Photo: Girls Not Brides.
During the meeting, community leaders revealed that although the problem of child marriage was not as rampant in Reigate district compared to other districts in Zimbabwe, there were some red flag areas such as the informal settlement and some minority Apostolic and Zionist churches where girls are married at a tender age.
The leaders also noted that the dominant churches in the district, the Catholic Church and the Seventh Day Adventists do not promote child marriage. Apostolic churches and Zionist churches draw most of their members from the informal settlements. These churches, whose roots are in the traditional African culture, do not seem to condemn child marriage.
One of the participants, Rev. Febbie Chuma, founder and leader of Noah’s Ark Ministries, urged church leaders to promote and uphold the rights of the girl child and to encourage their followers to invest in the girl child as a way of reducing the prevalence of child marriages in Zimbabwe.

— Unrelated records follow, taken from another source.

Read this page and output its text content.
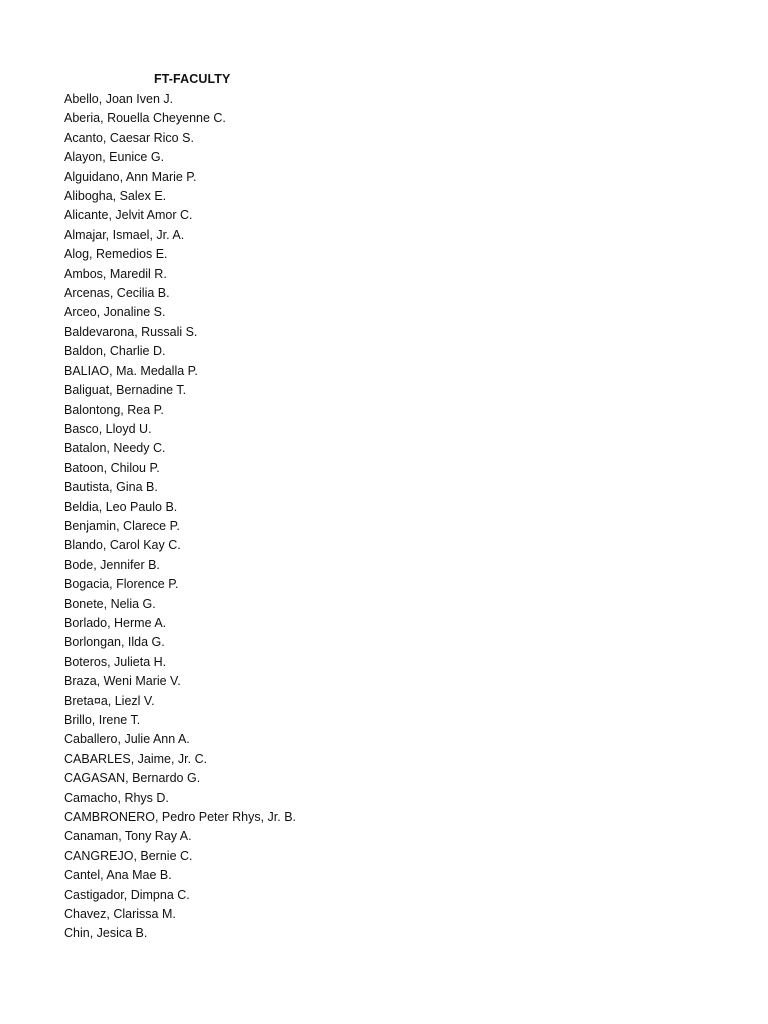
FT-FACULTY
Abello, Joan Iven J.
Aberia, Rouella Cheyenne C.
Acanto, Caesar Rico S.
Alayon, Eunice G.
Alguidano, Ann Marie P.
Alibogha, Salex E.
Alicante, Jelvit Amor C.
Almajar, Ismael, Jr. A.
Alog, Remedios E.
Ambos, Maredil R.
Arcenas, Cecilia B.
Arceo, Jonaline S.
Baldevarona, Russali S.
Baldon, Charlie D.
BALIAO, Ma. Medalla P.
Baliguat, Bernadine T.
Balontong, Rea P.
Basco, Lloyd U.
Batalon, Needy C.
Batoon, Chilou P.
Bautista, Gina B.
Beldia, Leo Paulo B.
Benjamin, Clarece P.
Blando, Carol Kay C.
Bode, Jennifer B.
Bogacia, Florence P.
Bonete, Nelia G.
Borlado, Herme A.
Borlongan, Ilda G.
Boteros, Julieta H.
Braza, Weni Marie V.
Breta¤a, Liezl V.
Brillo, Irene T.
Caballero, Julie Ann A.
CABARLES, Jaime, Jr. C.
CAGASAN, Bernardo G.
Camacho, Rhys D.
CAMBRONERO, Pedro Peter Rhys, Jr. B.
Canaman, Tony Ray A.
CANGREJO, Bernie C.
Cantel, Ana Mae B.
Castigador, Dimpna C.
Chavez, Clarissa M.
Chin, Jesica B.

Rev. Chuma challenged some church leaders who condoned the practice of child marriage in their churches not only to consider its implications on the future of the girl child but to align their church practices to the new constitution which prohibits child marriage.
Rev. Chuma said churches should play the vanguard role in defending the rights of girls and yet some church leaders are taking advantage of their positions in the church to abuse girls.

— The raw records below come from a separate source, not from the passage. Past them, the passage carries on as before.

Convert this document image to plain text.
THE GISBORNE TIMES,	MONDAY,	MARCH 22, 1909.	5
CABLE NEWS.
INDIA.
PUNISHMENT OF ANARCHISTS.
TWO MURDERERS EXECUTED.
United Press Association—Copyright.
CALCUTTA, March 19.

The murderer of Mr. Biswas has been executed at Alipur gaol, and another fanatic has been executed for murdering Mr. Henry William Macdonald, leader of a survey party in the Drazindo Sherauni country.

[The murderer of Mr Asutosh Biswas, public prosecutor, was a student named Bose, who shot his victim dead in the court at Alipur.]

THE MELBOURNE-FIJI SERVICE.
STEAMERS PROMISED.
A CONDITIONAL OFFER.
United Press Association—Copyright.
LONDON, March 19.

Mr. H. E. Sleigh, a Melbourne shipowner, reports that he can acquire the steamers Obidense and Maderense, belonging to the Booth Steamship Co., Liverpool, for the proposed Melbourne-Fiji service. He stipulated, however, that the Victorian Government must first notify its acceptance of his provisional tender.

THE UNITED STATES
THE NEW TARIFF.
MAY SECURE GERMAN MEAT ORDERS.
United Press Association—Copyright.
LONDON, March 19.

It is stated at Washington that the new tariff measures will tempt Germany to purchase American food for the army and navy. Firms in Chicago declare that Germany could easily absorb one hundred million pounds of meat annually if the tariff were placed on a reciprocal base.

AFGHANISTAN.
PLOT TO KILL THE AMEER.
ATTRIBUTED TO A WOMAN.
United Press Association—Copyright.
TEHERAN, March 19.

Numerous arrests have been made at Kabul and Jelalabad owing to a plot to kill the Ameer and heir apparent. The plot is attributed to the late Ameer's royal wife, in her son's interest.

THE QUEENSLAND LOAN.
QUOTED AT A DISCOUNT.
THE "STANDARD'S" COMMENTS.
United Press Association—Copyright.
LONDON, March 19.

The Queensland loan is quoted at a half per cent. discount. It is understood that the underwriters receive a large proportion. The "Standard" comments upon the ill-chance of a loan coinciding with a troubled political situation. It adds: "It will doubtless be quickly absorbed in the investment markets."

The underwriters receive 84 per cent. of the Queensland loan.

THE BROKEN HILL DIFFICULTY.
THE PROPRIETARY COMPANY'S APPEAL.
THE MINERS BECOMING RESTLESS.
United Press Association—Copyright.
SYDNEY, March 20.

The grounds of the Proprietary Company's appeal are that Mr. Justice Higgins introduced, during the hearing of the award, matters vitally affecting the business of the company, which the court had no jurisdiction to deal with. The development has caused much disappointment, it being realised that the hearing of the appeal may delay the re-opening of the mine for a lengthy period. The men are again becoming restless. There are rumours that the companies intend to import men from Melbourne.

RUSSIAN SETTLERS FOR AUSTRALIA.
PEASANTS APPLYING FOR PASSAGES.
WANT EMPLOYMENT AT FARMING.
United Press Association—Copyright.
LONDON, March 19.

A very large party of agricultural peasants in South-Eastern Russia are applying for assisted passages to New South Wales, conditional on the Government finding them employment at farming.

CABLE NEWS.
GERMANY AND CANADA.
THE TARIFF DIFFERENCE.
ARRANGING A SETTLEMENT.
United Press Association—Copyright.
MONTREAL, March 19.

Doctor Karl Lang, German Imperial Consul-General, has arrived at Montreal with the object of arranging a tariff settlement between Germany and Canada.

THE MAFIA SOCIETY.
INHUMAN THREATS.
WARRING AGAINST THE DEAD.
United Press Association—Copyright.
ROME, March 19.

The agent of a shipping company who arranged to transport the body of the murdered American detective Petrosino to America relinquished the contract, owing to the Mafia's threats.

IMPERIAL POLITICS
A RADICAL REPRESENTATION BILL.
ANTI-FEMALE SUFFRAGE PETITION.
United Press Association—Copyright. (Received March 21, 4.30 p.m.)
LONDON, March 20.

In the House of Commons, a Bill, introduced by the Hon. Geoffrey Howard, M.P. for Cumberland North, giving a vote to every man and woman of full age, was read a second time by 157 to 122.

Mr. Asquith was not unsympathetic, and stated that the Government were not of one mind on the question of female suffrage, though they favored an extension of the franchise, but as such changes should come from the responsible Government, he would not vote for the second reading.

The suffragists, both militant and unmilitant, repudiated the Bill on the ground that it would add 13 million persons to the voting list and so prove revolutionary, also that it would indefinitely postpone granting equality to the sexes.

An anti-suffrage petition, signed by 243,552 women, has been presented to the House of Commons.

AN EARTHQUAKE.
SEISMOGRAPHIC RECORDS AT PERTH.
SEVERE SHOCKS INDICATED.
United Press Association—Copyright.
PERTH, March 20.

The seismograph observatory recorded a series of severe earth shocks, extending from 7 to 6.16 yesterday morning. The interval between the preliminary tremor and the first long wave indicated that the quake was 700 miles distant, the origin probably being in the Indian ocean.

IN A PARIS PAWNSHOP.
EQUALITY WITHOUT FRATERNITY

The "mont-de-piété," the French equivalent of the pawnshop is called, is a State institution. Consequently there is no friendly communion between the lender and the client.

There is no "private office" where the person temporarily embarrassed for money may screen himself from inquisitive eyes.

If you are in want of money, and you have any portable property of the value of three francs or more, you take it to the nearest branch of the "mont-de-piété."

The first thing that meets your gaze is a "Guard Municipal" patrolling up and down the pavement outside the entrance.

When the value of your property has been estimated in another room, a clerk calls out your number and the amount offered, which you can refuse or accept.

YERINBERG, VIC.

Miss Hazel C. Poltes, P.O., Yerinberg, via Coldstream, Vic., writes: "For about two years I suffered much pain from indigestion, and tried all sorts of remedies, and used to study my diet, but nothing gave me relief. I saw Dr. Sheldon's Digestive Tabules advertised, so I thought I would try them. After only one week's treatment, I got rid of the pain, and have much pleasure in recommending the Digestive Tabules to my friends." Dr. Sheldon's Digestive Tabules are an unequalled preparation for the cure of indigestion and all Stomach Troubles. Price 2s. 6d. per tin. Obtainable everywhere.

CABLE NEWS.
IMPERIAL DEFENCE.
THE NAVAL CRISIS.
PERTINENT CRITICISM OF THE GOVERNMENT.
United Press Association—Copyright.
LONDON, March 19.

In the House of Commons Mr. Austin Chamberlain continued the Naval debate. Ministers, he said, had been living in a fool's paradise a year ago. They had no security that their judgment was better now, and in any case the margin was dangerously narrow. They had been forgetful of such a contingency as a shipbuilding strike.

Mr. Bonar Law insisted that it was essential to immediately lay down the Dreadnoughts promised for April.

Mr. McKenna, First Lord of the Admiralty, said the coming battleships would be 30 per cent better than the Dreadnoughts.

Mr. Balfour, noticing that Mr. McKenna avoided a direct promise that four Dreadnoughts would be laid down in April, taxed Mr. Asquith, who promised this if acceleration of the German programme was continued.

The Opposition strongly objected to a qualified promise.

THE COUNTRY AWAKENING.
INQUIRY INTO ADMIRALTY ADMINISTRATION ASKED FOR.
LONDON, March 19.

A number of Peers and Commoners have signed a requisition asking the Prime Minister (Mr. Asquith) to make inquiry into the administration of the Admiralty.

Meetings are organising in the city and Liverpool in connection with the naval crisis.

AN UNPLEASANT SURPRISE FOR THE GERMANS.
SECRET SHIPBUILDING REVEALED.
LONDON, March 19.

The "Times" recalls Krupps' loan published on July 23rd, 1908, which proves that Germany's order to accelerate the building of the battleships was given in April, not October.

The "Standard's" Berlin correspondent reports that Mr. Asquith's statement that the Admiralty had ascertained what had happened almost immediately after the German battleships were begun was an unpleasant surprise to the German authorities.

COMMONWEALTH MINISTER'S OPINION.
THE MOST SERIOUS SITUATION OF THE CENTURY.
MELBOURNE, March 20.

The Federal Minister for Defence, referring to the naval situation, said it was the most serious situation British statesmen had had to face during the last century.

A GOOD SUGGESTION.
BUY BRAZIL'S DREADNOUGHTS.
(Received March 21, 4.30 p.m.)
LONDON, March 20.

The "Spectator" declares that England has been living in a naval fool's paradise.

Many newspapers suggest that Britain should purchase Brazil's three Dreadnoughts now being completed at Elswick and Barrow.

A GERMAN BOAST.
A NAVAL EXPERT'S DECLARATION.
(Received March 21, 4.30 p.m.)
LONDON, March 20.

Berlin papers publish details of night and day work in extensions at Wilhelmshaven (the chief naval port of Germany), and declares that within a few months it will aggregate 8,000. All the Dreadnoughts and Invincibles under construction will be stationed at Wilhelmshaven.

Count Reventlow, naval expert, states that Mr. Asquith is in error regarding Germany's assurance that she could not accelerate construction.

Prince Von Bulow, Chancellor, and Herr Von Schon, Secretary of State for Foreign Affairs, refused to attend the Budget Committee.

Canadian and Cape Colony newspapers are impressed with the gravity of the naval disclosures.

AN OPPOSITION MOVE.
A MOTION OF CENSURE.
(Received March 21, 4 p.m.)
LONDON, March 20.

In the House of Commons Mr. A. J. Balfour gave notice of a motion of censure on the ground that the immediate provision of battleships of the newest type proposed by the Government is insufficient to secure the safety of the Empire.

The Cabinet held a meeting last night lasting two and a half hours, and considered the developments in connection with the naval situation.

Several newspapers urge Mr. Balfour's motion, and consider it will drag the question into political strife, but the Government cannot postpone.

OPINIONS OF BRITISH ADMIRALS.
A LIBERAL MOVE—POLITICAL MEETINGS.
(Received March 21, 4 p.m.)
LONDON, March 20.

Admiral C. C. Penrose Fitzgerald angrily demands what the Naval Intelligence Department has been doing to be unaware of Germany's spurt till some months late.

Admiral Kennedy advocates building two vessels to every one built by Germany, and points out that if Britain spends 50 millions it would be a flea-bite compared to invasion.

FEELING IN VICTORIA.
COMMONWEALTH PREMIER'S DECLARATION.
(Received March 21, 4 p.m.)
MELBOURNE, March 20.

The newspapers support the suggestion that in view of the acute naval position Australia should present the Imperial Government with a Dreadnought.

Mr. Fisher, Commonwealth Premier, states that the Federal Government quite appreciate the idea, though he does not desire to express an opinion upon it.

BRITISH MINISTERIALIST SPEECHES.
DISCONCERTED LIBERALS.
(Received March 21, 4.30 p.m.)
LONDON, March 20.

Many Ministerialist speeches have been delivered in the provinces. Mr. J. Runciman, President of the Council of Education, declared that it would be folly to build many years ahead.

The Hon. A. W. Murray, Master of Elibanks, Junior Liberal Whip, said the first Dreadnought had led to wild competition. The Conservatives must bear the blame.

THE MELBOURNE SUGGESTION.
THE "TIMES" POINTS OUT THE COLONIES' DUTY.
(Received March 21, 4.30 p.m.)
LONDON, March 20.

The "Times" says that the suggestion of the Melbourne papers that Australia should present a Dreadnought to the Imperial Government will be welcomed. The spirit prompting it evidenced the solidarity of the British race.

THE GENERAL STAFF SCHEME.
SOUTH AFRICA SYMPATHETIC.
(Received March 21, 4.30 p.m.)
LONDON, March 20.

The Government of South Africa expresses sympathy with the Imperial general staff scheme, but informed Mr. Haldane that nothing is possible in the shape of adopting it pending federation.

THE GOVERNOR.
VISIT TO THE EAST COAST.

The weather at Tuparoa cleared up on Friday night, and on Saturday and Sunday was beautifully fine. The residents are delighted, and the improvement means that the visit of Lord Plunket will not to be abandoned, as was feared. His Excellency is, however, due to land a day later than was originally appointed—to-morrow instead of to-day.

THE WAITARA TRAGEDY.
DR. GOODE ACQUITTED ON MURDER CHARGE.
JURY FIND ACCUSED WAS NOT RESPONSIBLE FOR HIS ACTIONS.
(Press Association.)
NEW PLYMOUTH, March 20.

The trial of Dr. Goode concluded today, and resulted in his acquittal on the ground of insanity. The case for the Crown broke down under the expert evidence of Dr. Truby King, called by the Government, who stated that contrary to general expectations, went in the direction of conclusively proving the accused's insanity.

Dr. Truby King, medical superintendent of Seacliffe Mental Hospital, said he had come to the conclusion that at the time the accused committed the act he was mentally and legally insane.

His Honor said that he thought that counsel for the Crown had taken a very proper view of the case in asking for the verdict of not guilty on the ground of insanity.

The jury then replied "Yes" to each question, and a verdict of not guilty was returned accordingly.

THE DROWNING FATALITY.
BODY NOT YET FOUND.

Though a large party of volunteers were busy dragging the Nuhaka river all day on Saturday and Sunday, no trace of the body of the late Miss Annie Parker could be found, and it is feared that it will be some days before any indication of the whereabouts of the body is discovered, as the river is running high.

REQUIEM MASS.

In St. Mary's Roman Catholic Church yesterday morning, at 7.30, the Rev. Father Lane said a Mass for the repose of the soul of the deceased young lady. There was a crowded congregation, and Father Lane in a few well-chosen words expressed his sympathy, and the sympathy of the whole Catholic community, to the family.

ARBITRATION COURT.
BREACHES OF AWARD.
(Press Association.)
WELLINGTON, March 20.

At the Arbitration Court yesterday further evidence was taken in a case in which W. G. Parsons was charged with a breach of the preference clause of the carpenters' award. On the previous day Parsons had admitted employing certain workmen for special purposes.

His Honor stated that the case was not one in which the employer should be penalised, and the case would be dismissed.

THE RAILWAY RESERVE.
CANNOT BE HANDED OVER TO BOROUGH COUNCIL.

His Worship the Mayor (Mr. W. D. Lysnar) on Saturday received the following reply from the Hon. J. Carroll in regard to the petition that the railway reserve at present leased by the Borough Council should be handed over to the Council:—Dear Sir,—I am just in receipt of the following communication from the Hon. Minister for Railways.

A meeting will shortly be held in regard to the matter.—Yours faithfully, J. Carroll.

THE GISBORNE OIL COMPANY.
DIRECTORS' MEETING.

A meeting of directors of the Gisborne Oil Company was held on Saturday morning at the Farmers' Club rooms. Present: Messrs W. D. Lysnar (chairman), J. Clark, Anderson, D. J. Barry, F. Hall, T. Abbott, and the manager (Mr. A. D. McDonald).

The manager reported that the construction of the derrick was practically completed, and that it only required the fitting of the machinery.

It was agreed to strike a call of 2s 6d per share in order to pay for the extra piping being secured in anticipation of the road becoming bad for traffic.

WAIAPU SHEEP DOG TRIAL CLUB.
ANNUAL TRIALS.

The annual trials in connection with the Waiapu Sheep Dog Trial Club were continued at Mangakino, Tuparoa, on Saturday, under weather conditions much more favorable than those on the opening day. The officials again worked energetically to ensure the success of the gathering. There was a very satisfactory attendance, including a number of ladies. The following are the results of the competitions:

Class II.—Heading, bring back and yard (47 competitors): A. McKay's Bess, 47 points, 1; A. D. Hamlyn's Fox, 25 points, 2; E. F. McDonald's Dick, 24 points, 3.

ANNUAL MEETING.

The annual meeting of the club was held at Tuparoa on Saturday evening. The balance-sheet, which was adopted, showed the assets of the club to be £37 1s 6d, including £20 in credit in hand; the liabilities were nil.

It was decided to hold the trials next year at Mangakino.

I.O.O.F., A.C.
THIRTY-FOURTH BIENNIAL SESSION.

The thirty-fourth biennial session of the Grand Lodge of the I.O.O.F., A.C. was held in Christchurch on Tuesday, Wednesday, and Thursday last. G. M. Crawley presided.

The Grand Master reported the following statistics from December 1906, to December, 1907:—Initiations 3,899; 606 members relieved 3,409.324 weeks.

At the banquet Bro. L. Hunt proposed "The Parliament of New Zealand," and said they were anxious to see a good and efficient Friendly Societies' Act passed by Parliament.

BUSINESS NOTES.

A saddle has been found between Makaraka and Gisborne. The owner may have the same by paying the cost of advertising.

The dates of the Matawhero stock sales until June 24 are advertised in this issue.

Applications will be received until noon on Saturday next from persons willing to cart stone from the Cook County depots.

“There are numerous cases of some church leaders raping and marrying young girls in the church. More cases are going unreported because church followers fear to undermine the ‘man of God’ for fear of being ‘cursed’ by these unscrupulous leaders,” said Rev Chuma, adding that communities should now start to monitor activities in their churches and report any suspicious unions or marriages.
The meeting was the culmination of a series conducted by the Creative Centre for Communication and Development (CCCD) with individual church and community leaders. It formed part of a community mobilisation strategy emphasising the need to build relationships and alliances in the campaign to end child marriage.

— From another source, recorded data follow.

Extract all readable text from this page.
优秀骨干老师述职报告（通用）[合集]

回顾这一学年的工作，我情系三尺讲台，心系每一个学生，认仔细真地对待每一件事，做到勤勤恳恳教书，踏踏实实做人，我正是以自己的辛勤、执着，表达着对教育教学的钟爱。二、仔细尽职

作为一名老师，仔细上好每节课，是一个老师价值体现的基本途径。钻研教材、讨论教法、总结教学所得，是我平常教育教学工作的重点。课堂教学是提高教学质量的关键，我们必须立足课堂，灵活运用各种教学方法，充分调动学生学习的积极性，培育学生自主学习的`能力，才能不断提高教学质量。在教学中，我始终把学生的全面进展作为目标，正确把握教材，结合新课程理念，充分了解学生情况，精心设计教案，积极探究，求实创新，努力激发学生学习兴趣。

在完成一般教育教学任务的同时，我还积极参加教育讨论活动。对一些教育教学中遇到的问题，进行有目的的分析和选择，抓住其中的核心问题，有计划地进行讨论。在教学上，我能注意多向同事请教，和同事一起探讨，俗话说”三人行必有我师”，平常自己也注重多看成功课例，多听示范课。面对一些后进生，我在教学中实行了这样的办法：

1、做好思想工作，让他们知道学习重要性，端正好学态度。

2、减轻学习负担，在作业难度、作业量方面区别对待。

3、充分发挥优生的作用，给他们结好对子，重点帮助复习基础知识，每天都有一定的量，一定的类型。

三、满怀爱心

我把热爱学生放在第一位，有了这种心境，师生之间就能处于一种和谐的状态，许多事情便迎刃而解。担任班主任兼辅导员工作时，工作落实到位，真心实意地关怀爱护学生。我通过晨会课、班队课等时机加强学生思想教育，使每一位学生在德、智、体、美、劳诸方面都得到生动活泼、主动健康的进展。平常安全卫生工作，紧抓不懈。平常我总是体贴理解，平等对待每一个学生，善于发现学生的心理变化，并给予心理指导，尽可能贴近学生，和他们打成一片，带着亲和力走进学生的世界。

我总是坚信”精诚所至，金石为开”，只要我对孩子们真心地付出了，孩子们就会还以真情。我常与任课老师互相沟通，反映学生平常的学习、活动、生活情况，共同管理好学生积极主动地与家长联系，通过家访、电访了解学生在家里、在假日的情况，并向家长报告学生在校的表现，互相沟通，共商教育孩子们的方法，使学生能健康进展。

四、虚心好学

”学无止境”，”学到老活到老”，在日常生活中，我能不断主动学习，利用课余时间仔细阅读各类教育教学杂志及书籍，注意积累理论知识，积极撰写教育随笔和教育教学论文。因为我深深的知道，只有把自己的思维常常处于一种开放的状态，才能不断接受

Religious and community leaders also had an opportunity to interact with some women who had experienced child marriage and this provided them with clear picture of the impact of child marriage on girls.
While the practice of child marriage is still considered by many a “family issue” that does not involve anyone outside the concerned family, engaging community leaders and church leaders has helped to open up the issue for public discussion. This engagement, coupled with real life stories told by the child brides, has helped the community to understand the nature of the problem.
Ms Gertrude Pswarayi, CCCD director urged community leaders to be vigilant in promoting the rights of girls, saying that the community stood to benefit more by investing in the education of girls than in the girls getting married young. She told the gathering that child brides were in most cases poorly equipped to take care of their families and this often resulted in increased poverty and the problem of street children.
Participants noted that people from the informal settlements were difficult to approach as they viewed “outsiders” with suspicion. It was agreed that CCCD would work closely with Pastor Chuma and Noah’s Ark ministries, who are providing food and clothes to some families in the squatter camps. It was also agreed that regular review meetings should be conducted to check progress in the dissemination of information.
This project is currently being supported by WACC under its current initiative “Pathways to digital frontiers: Communication rights and inclusion” with financial assistance from the Waldensian Church in Italy’s Otto per mille fund.